Buna rağmen Türkiye, coğrafi konumu ve enerji altyapısı nedeniyle bölgedeki enerji denkleminde vazgeçilmezdir. Trans-Anadolu Doğalgaz Boru Hattı (TANAP) gibi projeler, Türkiye’nin enerji geçiş ülkesi pozisyonunu pekiştirmiştir. İsrail ve Mısır gibi ülkelerle geliştirilecek enerji diplomasisi, Türkiye’nin hem ekonomik hem stratejik kazanımlar elde etmesini sağlayabilir (Erşen & Karataş, 2018).

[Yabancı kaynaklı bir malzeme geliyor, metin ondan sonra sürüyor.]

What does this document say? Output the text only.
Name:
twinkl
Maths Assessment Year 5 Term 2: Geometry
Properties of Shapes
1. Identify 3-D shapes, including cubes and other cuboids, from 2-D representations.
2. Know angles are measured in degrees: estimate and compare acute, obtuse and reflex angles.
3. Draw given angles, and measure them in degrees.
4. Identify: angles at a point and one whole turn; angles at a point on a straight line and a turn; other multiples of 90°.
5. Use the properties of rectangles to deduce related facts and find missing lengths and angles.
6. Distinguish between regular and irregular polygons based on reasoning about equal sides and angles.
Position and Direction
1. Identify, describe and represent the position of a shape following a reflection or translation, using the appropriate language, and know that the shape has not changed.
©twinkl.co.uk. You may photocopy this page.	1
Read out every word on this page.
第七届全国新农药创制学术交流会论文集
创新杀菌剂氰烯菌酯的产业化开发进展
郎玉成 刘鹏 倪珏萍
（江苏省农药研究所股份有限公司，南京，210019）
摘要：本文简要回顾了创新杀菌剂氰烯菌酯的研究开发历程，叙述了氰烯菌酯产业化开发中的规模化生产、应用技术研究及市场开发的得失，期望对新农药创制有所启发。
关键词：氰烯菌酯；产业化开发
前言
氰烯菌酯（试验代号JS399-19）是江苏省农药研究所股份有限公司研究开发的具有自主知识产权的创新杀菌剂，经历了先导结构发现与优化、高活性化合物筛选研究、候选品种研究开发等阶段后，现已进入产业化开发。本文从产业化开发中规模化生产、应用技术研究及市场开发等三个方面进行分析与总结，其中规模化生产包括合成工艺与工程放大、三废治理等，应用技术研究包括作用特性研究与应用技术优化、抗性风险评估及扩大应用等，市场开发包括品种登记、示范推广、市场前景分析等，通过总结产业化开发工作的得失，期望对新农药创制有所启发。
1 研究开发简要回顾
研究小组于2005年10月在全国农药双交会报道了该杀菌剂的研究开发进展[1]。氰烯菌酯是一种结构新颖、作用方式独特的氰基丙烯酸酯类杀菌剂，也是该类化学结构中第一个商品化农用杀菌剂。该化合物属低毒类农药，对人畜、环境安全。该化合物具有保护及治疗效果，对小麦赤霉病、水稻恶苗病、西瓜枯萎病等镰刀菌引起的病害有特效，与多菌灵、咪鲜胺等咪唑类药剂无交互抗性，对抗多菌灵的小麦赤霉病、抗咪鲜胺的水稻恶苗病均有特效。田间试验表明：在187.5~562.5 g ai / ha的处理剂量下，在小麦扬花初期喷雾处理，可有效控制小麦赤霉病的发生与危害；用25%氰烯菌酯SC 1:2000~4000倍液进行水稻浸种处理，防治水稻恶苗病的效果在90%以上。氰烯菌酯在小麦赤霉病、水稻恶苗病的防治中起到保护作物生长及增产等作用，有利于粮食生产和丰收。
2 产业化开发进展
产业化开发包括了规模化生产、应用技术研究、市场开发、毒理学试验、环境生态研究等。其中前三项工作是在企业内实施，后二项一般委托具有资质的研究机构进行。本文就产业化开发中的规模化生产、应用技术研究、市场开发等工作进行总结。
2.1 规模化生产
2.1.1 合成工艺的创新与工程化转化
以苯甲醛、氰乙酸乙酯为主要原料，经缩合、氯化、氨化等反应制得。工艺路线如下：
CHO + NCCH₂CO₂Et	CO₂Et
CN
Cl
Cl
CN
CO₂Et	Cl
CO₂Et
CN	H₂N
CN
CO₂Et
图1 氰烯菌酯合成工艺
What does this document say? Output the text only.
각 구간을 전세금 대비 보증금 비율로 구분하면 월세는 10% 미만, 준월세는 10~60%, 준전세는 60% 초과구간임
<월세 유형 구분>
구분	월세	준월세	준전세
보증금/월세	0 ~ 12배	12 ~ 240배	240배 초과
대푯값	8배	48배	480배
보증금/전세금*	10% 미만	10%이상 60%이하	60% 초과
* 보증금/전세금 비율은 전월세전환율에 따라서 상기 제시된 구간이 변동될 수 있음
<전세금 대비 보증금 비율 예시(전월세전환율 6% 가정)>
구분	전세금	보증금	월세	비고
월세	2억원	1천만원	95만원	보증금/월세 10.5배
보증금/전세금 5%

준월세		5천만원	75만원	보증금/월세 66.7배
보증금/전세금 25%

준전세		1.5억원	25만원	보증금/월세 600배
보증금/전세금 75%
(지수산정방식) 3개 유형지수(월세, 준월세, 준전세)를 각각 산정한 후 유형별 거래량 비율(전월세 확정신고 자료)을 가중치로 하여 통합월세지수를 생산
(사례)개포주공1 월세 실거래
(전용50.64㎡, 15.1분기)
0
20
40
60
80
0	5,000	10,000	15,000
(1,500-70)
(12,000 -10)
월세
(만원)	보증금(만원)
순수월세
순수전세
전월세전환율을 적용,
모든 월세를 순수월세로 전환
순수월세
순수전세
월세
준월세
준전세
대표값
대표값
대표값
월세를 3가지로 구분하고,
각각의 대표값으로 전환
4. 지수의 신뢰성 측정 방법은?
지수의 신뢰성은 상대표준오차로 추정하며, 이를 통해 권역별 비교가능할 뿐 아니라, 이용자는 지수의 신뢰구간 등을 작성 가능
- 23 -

Enerji iş birlikleri, aynı zamanda siyasi yakınlaşmaların önünü açabilir. Bu bağlamda Türkiye’nin enerji projelerine teknik, ekonomik ve çevresel açılardan entegre edilmesi yönünde diplomatik açılımlar önem kazanmaktadır.
- Mısır ve İsrail ile İlişkilerin Normalleşme Potansiyeli
Mısır ve İsrail, Doğu Akdeniz’de enerji ve güvenlik bağlamında kilit aktörlerdir. Her iki ülke de GKRY ile ilişkilerini sürdürmekte, ancak Türkiye ile çıkarlarının çakıştığı pek çok başlık bulunmaktadır. Bu nedenle Türkiye’nin bu iki aktörle diyalog kurması, bölgedeki yalnızlığını kırabilecek bir adım olabilir (Bilgin, 2021).
İsrail-Türkiye ilişkilerinde son dönemde yaşanan normalleşme süreci, enerji projeleri üzerinden daha da derinleştirilebilir. Özellikle Leviathan sahasındaki doğalgazın Türkiye üzerinden Avrupa’ya taşınması hem ekonomik hem de jeopolitik açıdan rasyonel bir seçenektir (ELIAMEP, 2021).
Mısır ise Akdeniz’de Türkiye ile rekabet hâlinde görünse de, uzun vadede ortak deniz yetki alanı belirleme potansiyeli barındırmaktadır. Türkiye’nin bu aktörlerle temasa geçerek MEB anlaşmaları konusunda ortak zemin araması, dengeleri lehine çevirebilir.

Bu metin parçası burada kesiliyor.